Top Ten Things Not to Do If You Are a Writer
10 If you are a writer, do not kill a child or a pet in your story. If you do, at best, the fallout will blow over in two years or so. At worst, you will be cavorting with some strange characters in your new witness protection plan. (Don’t get cute with a pen name, either. They will find you)
9 If you are a writer, do not show friends and family portions of your work in process. If you do, at best, you’ll pick up some unwanted advice on plot direction. At worst, your family will now wonder how in the world you ever got the experience to write that sex scene. (Just how do you explain that one, Buford?)
8 If you are a writer, do not think you can take a vacation. If you do, at best, your characters will haunt your every moment until you get back to the manuscript.
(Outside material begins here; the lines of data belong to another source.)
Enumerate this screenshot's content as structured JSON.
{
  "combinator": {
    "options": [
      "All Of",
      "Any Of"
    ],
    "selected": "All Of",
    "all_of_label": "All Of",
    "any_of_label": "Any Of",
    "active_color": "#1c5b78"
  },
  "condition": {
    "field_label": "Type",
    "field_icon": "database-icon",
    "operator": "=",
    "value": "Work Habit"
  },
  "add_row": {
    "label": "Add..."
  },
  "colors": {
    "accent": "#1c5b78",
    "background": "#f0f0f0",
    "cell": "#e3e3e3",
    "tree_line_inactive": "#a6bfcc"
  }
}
At worst, you’ll suddenly let your insecure inner self convince you to quit and become a McDonald’s employee. (At least the money will be better, huh, Clyde?)
7 If you are a writer, do not tell people at a cocktail party what you do. If you do, at best, they’ll smile and walk away. At worst, you will have to listen to a potential best-selling synopsis that takes over an hour to relate by someone thinking of writing a book. (Like it is the easiest thing to do, Ferd)
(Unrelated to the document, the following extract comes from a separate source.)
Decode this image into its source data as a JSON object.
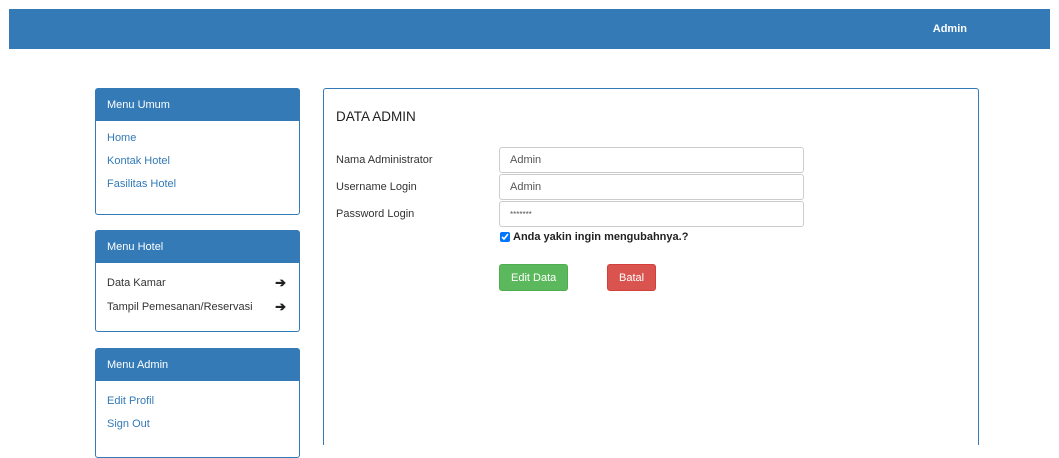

6 If you are a writer, do not think your life will end when the manuscript is done. If you do, at best, your story will take on epic proportions. At worst, you may get the heaviest book award from the New Apple Book Awards group. (You didn’t know that was a category? It was established primarily for you. No, your manuscript cannot be returned since the flatbed truck is unavailable.)
5 If you are a writer, do not let your characters take control of the story. If you do, at best, you’ll have a pack of amateurs running the show. At worst, your story will take on the appearance of a three-ring circus (You hadn’t intended to write about entertainment, did you, Ernest?)
4 If you are a writer, do not be in a hurry to get published. If you are, at best, you may have a plot hole that no one will notice. At worst, the grammar, plot, character, and continuity issues might gain you all the one-star reviews you can handle. (Quite a shock, huh?)
3 If you are a writer, do not think you need to do little else. If you do, at best, those few books sold will be gravy. At worst, your status as the great undiscovered but brilliant novelist will remain undisturbed. (Best to write your own eulogy as well.)
2 If you are a writer, do not plan to have your retirement income be solely based on your royalties. If you do, at best, you can cut expenses enough to survive. At worst, you are allergic to the kind of soup at the Salvation Army kitchen. (All your pals are really impressed that you are an author. Right, Bunkie?)
1 If you are a writer, do not argue with your reviewers. If you do, at best, the reviews will not improve. At worst, you may pick on the single reviewer who is classically trained in the martial arts and knows where you live. (Is that Tiny, the WWF champ tearing your front door off the hinges?)